No se trata de acumular papeles por acumular. Se trata de poder reconstruir qué pasó, cuándo pasó y por qué el tipo de contrato encajaba con el puesto.

Un flujo prudente para la primera contratación

Usa este orden al planificar el primer trabajador:

  1. Define el puesto antes de elegir el contrato.
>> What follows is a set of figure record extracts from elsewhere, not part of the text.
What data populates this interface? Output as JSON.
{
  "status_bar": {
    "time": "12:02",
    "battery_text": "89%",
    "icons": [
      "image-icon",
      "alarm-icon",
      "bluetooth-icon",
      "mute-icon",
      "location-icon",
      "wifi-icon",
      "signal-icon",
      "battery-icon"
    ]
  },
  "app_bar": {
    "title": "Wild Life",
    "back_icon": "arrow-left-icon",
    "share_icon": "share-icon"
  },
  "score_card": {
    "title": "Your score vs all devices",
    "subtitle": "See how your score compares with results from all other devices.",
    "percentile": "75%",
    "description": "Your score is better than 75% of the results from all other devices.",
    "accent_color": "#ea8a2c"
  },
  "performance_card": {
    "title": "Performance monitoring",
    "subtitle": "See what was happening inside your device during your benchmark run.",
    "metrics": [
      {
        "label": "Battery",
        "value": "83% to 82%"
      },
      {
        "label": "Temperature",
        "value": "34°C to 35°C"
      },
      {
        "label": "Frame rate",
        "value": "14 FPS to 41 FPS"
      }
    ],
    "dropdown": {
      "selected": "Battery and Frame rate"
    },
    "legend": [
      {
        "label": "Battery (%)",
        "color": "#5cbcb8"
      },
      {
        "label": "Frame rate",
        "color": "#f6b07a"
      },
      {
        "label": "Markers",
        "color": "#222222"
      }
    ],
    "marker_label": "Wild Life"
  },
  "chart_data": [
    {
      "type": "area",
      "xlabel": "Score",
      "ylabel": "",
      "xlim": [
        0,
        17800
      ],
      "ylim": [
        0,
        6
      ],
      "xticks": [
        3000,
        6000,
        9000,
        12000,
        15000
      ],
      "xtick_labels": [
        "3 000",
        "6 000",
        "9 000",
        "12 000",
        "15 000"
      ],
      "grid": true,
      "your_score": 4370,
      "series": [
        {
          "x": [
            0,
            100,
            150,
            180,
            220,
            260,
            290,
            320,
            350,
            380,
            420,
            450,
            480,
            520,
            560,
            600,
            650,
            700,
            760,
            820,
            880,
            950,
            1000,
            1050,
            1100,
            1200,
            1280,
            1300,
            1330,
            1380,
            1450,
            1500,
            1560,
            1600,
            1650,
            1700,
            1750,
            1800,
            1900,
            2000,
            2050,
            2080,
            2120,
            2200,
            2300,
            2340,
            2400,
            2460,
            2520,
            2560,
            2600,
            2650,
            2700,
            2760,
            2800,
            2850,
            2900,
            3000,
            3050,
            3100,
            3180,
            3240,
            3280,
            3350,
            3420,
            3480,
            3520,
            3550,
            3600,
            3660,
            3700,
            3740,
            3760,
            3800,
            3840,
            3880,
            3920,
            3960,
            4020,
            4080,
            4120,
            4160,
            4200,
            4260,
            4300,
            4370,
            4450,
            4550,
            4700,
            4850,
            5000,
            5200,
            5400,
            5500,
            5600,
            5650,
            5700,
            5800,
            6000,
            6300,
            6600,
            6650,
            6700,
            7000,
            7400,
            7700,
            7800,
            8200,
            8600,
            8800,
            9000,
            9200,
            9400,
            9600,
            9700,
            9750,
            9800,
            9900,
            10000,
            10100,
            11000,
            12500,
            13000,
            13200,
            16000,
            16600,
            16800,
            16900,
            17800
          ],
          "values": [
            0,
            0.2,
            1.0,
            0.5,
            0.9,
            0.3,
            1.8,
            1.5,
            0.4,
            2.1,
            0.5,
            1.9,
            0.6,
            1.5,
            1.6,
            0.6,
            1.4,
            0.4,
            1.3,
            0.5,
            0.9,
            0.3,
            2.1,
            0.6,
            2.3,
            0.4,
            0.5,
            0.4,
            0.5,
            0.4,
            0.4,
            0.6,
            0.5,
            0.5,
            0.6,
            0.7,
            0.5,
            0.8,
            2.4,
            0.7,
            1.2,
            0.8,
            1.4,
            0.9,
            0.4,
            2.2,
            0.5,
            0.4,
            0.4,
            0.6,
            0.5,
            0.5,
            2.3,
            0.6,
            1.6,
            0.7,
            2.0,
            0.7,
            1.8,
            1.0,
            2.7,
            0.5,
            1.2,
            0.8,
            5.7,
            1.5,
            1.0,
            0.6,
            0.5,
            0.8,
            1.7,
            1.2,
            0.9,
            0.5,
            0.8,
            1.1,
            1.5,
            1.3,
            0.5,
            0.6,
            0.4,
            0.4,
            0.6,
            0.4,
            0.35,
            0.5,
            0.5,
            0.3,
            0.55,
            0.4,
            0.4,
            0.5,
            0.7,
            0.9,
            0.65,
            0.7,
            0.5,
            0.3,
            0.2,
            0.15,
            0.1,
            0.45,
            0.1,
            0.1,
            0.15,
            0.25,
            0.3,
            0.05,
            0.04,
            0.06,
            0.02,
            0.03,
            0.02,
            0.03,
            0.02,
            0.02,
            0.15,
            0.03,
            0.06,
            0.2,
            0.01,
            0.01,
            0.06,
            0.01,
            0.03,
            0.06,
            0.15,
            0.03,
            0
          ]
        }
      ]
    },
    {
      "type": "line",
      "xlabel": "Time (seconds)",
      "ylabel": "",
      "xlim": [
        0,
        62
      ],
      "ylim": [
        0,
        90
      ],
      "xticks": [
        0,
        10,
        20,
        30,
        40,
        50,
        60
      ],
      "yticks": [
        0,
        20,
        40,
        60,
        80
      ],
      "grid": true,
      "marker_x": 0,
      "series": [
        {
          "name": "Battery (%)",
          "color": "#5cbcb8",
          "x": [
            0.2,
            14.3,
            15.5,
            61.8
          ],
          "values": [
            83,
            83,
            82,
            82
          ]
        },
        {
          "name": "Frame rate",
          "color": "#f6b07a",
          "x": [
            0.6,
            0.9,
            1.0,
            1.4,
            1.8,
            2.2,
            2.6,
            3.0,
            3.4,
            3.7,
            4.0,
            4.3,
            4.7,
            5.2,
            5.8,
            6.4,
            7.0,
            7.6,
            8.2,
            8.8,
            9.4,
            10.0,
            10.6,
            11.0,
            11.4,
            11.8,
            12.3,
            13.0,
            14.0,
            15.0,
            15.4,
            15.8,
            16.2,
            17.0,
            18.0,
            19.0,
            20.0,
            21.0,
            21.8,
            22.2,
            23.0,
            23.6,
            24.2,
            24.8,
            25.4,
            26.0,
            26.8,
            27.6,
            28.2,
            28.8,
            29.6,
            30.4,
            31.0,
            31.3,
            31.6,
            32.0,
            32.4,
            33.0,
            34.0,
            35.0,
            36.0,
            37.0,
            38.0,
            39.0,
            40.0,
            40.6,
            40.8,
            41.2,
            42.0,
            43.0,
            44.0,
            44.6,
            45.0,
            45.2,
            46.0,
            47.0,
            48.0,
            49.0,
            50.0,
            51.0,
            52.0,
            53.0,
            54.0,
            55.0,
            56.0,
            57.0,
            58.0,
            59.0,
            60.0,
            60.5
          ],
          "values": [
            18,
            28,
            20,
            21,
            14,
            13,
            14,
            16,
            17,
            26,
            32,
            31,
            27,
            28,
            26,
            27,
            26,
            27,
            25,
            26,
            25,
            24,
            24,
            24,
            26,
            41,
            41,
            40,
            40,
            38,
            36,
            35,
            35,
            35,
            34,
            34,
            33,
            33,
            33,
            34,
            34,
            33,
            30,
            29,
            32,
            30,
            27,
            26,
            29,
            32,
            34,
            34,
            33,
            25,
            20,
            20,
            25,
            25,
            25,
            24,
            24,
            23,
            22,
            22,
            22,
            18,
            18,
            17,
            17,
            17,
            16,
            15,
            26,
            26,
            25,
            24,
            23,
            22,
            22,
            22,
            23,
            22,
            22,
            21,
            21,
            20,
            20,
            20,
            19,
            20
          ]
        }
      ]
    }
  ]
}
Decide funciones, jornada, centro de trabajo, salario, fecha de inicio y si la necesidad es permanente o realmente temporal.
  2. Inscríbete como empleador en la Seguridad Social antes de que el trabajador empiece.
  3. Elige el modelo de contrato usando la orientación oficial de MITES y SEPE.
  4. Prepara el contrato escrito y los anexos cuando sean obligatorios o cuando sea la opción más clara.
  5. Da de alta al trabajador en Seguridad Social antes del inicio de la relación laboral, dentro del plazo permitido.
  6. Firma el contrato y entrega su copia al trabajador.
  7. Comunica el contrato a los servicios públicos de empleo, mediante Contrat@ o el canal aplicable, dentro del plazo oficial.
  8. Guarda las confirmaciones y revisa el expediente antes del cierre de la primera nómina.

El orden importa. Un autónomo puede recuperarse de una carpeta mal nombrada o de una hoja de cálculo fea. Es mucho más difícil recuperarse de dejar que la persona empiece a trabajar antes de tener en orden la inscripción como empleador y el alta del trabajador.